Côté bonus, l'éditeur nous convie à une avalanche de suppléments dont la pertinence laisse un peu perplexe compte tenu de la nature de PROGENY (à savoir un petit film bricolé essentiellement pour le marché vidéo). Ce n'est donc pas un, mais deux commentaires audio qui nous sont proposés avec d'un côté Brian Yuzna et ses deux producteurs (Jack F. Murphy et Henry Seggerman) et de l'autre les scénaristes Stuart Gordon et Aubrey Solomon. Si les deux pistes sont plutôt agréables et rythmées, il faut reconnaître que les propos tournent vite court, passé le récit de la mise en chantier du film vu par chacun des intervenants. Reste une gentille paraphrase de la narration du film, ponctuée de quelques détails malgré tout intéressants. Ces deux commentaires auraient sans aucun doute mérité d'être fusionnés en un seul pour plus de fluidité.

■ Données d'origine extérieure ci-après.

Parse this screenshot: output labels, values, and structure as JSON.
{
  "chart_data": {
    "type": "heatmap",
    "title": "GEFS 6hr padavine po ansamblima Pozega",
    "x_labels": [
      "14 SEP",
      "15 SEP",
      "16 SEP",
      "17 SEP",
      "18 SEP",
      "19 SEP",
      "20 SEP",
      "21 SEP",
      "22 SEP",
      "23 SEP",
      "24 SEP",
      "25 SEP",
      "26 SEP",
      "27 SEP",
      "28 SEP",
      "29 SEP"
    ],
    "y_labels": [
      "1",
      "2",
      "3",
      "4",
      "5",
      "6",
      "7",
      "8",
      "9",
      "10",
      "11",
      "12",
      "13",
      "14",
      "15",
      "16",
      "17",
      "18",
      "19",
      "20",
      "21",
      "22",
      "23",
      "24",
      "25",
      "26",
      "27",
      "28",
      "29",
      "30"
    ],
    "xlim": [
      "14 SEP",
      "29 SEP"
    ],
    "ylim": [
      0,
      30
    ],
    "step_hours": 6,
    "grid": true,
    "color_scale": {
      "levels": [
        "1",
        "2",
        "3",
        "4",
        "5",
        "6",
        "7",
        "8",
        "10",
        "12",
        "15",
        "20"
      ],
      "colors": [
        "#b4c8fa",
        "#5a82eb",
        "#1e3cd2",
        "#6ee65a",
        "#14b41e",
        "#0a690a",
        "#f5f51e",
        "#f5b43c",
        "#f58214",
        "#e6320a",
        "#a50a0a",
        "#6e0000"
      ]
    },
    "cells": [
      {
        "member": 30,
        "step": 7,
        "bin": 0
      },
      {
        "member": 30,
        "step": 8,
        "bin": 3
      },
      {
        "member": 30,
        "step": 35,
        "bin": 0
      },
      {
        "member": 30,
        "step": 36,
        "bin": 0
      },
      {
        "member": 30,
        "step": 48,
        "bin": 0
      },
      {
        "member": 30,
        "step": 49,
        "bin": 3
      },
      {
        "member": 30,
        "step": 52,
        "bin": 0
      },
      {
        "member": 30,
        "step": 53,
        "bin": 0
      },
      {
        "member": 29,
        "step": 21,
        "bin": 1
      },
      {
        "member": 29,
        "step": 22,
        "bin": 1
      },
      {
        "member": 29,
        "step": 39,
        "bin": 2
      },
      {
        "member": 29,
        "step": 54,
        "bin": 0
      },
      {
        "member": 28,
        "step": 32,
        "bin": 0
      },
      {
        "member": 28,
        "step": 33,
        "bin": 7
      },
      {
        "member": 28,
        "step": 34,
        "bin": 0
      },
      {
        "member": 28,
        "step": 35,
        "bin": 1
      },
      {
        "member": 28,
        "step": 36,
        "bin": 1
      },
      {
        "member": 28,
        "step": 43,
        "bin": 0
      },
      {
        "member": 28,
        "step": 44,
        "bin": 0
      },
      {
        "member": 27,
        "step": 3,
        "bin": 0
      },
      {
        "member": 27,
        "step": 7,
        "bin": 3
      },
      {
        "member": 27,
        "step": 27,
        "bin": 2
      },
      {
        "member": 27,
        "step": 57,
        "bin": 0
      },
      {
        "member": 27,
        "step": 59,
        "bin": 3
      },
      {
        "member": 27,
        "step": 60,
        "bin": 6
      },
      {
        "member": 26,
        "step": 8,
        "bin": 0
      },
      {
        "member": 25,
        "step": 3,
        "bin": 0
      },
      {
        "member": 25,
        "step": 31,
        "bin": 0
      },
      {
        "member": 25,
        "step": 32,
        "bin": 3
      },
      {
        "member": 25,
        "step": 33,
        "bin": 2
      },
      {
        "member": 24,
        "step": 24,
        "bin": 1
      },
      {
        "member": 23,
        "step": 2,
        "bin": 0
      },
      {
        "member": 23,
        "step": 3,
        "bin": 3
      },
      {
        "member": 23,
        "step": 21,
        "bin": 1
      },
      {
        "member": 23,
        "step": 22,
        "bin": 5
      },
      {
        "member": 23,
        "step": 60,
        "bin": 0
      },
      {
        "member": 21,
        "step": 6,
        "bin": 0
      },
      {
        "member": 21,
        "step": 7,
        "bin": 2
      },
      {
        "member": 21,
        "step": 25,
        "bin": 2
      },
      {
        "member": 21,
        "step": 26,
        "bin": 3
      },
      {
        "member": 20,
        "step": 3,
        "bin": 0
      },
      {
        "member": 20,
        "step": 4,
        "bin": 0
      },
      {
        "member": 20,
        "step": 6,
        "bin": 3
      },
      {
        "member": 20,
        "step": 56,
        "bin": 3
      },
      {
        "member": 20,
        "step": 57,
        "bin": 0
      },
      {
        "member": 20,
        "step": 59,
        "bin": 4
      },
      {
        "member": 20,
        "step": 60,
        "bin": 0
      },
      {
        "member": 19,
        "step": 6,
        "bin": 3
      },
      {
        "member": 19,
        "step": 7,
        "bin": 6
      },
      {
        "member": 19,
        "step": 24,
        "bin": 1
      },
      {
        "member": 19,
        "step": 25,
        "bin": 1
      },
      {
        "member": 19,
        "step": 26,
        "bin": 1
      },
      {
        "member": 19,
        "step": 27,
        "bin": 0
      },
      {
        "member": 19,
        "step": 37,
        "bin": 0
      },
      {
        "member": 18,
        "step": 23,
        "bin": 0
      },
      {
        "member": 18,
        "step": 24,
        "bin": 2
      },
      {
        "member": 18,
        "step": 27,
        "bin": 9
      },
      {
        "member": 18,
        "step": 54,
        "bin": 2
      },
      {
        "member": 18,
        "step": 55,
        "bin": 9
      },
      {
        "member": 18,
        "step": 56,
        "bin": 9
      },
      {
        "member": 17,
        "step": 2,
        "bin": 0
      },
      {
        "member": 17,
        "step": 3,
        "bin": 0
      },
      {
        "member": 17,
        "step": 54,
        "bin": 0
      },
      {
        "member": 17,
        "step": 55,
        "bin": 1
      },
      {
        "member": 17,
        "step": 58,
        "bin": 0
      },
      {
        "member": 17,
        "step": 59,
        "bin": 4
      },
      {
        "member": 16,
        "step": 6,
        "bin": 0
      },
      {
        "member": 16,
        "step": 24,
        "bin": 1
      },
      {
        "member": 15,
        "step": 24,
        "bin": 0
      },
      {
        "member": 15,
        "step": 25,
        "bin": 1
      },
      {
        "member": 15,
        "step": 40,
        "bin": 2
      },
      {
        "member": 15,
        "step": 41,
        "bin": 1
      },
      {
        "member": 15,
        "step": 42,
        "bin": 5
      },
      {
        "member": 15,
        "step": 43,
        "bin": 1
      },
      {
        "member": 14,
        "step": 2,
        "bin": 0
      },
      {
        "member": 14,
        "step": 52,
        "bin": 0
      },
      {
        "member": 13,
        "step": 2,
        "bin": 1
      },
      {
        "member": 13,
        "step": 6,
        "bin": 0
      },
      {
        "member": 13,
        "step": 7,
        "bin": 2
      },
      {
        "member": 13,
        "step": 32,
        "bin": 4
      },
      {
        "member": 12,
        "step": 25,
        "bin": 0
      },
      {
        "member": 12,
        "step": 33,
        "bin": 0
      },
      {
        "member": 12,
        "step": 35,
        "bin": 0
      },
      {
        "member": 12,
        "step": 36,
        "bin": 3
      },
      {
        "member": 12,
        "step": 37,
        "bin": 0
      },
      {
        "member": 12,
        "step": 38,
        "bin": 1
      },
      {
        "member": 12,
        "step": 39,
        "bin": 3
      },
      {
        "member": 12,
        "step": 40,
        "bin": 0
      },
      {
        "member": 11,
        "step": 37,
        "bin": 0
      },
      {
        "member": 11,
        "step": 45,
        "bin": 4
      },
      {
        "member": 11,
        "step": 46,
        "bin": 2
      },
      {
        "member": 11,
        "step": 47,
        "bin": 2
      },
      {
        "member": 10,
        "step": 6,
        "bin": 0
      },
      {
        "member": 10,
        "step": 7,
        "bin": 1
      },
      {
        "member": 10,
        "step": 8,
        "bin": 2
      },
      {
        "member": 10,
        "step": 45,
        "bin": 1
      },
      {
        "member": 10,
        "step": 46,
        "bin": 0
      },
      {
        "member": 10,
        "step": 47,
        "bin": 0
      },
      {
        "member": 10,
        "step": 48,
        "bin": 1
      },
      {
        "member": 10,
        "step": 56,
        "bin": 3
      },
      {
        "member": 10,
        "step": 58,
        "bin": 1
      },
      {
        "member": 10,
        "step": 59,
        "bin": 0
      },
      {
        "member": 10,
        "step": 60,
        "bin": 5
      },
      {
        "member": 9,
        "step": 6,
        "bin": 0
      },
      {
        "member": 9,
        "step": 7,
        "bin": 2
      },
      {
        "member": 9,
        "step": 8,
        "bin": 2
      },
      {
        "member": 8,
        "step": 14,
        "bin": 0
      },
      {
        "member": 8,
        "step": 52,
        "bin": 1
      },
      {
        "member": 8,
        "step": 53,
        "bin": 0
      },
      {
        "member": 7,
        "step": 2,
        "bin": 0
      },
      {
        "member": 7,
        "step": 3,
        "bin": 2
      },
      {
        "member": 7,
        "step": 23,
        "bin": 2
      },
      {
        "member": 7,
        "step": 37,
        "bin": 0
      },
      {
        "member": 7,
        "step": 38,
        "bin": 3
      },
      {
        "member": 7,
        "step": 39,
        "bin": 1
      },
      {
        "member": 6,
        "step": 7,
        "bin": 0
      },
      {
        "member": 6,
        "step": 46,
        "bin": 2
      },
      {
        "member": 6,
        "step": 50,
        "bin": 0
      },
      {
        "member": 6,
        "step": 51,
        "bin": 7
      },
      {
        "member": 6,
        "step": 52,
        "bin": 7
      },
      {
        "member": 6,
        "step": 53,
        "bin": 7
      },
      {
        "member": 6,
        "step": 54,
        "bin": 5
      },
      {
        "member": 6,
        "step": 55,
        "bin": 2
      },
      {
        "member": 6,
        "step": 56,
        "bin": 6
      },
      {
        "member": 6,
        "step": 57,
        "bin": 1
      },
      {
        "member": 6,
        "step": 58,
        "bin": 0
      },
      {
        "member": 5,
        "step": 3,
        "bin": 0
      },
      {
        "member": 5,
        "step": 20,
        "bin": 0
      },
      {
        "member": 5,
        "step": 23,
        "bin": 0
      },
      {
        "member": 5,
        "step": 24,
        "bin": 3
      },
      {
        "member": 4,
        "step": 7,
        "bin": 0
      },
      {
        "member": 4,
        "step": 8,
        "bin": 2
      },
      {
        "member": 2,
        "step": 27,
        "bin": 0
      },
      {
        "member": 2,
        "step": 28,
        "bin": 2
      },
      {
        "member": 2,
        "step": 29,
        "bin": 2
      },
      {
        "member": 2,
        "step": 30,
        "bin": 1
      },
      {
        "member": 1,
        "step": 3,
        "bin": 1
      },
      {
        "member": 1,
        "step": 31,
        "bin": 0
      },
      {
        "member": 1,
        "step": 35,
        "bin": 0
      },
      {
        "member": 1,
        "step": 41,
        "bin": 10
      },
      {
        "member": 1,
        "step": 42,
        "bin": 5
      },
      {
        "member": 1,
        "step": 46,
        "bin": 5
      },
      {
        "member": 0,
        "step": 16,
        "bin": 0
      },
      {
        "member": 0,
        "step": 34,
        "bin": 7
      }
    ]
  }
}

Le disque propose également un rapide Making Of en musique des créatures du film, trois scènes storyboardées à comparer en multi angle avec le résultat fini, trois tonnes de biographies des acteurs ou des membres de l'équipe, la bande-annonce, un quizz style «QCM» pour tester ses connaissances en paranormal et une galerie de photos d'exploitation. Passons sur ces réjouissances franchement inégales pour nous arrêter sur deux séries d'interviews. L'une donne la parole à de véritables abductés et à un psy spécialiste des régressions par l'hypnose (bien entendu, on laisse le soin à chacun d'entre vous de juger de la pertinence de tels propos), tandis que l'autre voit défiler le casting, Yuzna et les producteurs pour des entretiens express. Tournant autour des mêmes questions (comment êtes-vous venu sur le film ?, comment êtes-vous entré dans l'histoire ?...), l'ensemble est à nouveau plaisant à défaut d'être passionnant. Un détail qui en dit long sur le soin apporté à cette édition : il n'y a pas de couche bleue sur l'image de cette série d'interviews ! L'étonnante teinte qui en résulte s'explique vraisemblablement par une erreur du câblage composante lors de la masterisation du bonus. La classe !
Excellant dans la bizarrerie et le grotesque, Brian Yuzna se montre beaucoup moins inspiré dès qu'il s'agit de mener un récit un tant soit peu classique. En jouant la carte de l'horreur psychologique, PROGENY prive donc le cinéaste d'espaces de dérapages. Reste un film rondement mené et sans prétentions qui, s'il ne restera pas bien longtemps en mémoire, ne manquera pas de faire passer un bon moment à ses spectateurs… à condition de ne pas se montrer trop exigeant sur la piètre qualité de cette édition.